Obtaining the output
After the main loop ends, we obtain the output array of bits by parsing the address from the node at address 1
, then we convert it to array of bytes (append zeros if necessary to form a byte) and it represents the output string.
Similarities to Realm
Case 1 corresponds to the assignment in Realm, Case 2 corresponds to allocating a new node and Case 3 corresponds to loops. Any Realm program can be converted to a Transceternal program.
Examples
Empty program
If the source code is empty, or consists only of whitespace characters, the list of tokens will contain three identical tokens (we say tokens are a
for simplicity). Then we construct our initial graph. It is a graph that contains a single node whose both pointers point to itself:
Initial graph: a: a a
Then we inject the input and switch roots:
Graph ready for computation: root: a input a: a a input: ...
where input
is the root node of the graph obtained by converting the input string of bits to a graph. Now we start the main loop. It says that if the node at address 01
is eqaul to the node at address 000
, then break the main loop. The node at address 01
is a
and the node at address 000
is also a
, so the main loop has zero iterations. Now we need to extract the output. We parse the sequence of bits from the node at address 1
(which is node input
). Since nodes at addresses 000
and 001
are identical (it is node a
), all bits in the output are zeros, but the number of bits do not change.

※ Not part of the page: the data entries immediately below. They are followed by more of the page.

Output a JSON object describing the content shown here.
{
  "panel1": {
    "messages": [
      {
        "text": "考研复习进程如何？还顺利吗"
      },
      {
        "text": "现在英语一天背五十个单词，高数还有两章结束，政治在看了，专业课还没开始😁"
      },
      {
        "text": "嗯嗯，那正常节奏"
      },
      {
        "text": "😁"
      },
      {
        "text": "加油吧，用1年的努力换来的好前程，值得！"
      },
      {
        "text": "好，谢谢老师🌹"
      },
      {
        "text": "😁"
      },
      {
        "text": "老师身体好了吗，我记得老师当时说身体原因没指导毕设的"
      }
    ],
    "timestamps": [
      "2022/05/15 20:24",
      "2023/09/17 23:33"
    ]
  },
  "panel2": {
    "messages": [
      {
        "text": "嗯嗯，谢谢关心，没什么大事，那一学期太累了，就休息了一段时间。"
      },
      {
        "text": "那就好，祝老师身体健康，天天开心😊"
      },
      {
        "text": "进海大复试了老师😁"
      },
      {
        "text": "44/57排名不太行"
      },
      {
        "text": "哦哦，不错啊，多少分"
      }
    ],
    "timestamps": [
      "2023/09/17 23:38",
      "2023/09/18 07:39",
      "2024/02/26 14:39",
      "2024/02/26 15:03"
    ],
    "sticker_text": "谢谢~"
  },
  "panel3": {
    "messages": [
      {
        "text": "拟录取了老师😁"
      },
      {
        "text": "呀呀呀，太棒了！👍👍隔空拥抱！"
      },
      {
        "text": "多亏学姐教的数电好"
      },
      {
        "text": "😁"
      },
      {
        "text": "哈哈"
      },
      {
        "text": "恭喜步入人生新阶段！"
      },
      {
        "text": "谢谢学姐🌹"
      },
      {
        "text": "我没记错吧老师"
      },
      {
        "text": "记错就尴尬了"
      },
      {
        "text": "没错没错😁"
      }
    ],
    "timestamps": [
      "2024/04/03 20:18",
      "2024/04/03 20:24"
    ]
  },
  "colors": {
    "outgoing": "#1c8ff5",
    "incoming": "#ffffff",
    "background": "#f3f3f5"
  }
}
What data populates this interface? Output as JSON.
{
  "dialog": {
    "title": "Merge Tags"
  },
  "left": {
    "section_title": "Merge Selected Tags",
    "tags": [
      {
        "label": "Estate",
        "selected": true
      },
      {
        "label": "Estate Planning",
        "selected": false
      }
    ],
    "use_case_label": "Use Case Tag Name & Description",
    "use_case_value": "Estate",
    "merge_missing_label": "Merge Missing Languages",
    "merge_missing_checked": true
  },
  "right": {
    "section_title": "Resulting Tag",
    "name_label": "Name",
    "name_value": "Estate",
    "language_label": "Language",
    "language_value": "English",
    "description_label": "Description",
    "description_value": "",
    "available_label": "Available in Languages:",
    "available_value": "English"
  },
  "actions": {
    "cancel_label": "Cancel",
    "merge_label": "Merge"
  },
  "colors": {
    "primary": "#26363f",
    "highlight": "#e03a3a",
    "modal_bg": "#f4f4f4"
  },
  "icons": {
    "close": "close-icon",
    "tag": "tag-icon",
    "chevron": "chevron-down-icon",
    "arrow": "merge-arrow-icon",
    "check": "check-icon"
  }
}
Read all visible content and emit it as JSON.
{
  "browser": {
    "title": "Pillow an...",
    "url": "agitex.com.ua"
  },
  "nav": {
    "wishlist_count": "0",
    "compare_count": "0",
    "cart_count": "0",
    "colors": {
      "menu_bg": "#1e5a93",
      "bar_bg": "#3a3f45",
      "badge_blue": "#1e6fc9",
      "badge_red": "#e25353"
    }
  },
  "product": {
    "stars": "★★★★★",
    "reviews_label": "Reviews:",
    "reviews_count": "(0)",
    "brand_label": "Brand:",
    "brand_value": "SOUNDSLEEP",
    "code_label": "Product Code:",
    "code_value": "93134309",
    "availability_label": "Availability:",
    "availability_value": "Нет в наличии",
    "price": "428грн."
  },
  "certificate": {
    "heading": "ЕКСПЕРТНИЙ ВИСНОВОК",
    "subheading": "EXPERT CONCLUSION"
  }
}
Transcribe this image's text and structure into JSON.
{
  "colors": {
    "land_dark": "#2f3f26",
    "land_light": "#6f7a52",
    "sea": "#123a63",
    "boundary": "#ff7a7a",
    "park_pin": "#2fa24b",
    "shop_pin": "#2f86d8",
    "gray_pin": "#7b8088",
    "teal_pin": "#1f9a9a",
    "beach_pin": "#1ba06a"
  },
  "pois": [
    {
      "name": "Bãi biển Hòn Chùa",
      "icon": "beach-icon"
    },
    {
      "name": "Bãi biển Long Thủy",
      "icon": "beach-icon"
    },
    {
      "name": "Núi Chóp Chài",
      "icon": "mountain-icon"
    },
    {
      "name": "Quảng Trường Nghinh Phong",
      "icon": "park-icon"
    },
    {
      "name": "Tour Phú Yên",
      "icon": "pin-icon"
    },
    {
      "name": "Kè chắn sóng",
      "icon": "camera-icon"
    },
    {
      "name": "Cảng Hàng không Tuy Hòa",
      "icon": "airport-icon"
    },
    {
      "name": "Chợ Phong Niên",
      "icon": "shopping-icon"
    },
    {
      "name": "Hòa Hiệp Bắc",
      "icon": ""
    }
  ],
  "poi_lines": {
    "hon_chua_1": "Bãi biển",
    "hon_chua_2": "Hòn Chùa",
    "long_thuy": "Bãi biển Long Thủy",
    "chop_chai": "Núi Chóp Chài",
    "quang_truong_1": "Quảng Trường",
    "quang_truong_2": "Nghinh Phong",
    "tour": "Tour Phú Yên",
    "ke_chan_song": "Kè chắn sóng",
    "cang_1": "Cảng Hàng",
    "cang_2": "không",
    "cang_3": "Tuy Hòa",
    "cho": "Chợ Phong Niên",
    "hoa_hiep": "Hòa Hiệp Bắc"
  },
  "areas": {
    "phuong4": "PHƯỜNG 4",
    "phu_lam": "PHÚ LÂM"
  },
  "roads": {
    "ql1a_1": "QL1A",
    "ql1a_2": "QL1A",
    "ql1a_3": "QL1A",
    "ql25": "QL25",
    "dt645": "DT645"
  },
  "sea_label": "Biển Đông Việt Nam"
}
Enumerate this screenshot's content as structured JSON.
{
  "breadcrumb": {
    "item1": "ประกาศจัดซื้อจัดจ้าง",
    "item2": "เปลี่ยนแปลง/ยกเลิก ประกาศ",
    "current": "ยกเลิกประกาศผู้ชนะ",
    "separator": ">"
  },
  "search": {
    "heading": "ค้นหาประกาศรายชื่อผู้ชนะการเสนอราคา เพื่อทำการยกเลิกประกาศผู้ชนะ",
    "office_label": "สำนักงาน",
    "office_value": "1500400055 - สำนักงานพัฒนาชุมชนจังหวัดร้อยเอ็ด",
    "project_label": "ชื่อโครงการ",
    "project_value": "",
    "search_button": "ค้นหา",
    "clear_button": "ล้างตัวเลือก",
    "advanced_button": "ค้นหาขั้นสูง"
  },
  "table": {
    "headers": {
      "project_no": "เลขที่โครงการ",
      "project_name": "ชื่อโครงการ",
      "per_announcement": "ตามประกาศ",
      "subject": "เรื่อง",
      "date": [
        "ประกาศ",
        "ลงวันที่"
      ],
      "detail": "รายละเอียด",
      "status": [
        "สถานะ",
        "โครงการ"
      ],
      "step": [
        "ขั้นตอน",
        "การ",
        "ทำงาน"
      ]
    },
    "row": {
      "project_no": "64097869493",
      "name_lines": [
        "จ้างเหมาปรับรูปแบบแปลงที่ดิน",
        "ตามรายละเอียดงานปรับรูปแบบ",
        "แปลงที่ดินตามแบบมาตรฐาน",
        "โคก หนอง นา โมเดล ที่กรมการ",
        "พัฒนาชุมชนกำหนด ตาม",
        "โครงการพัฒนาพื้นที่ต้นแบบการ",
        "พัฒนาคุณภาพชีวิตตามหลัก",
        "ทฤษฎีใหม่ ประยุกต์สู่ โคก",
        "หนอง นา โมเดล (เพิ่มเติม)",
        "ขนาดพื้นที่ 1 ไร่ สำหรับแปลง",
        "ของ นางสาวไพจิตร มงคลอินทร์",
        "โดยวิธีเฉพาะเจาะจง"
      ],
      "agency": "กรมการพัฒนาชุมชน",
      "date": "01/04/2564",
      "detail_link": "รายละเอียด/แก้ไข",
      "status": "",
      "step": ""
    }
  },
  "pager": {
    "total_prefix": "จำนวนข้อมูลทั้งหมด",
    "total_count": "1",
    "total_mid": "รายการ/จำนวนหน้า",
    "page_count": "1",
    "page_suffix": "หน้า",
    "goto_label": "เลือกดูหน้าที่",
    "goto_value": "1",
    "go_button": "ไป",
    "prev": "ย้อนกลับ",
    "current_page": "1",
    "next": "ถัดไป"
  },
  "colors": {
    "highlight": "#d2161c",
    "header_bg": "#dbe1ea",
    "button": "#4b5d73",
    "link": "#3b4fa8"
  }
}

Therefore, the empty program converts all ones from the input string of bits to zeros. In other words, it outputs the NULL
character (character with char code 00
) repeated the number of times equal to the length of the input string.
Cat
catacat
First, we construct the graph:
Graph: root: c input c: a t a: t a t: a c input: ...
The main loop starts. The node at address 01
is t
and the node at address 000
is also t
, so the main loop ends without doing any iterations. Then we parse the output string of bits. The node at address 000
is t
and the node at address 001
is a
, so the output string is identical to the input string.
Output a digit
This program ignores the input and outputs ASCII digit 3
0122233445262778889A2B9C2A2
The main loop has a single iteration and it is the Case 1.
Hello, World!
Ignores the input and outputs the Hello, World!
string:
00 01 02 02 02 03 02 04 02 05 02 06 00 07 02 08 02 09 00 0A 02 0B 00 0C 02 0D 00 0E 02 0F 02 10 00 11 00 12 02 13 02 14 02 15 00 16 00 17 02 18 00 19 00 1A 02 1B 02 1C 02 1D 00 1E 00 1F 02 20 00 21 00 22 02 23 00 24 00 25 00 26 00 27 02 28 00 29 00 2A 02 2B 02 2C 02 2D 00 2E 00 2F 02 30 00 31 02 32 02 33 02 34 02 35 02 36 02 37 02 38 00 39 02 3A 02 3B 00 3C 00 3D 00 3E 02 3F 00 40 02 41 00 42 02 43 00 44 00 45 00 46 00 47 02 48 00 49 00 4A 02 4B 02 4C 00 4D 02 4E 02 4F 00 50 00 51 00 52 02 53 02 54 02 55 00 56 00 57 02 58 00 59 00 5A 02 5B 02 5C 02 5D 00 5E 02 5F 02 60 00 61 00 62 02 63 00 64 02 65 02 66 02 67 02 68 00 69 02 6A 02 02 6B 6C 02 6D 6B 6E 02 6C 02
Note: this is not the hexadecimal representation of the source code, but the literal text. We could write it in a lot of different ways.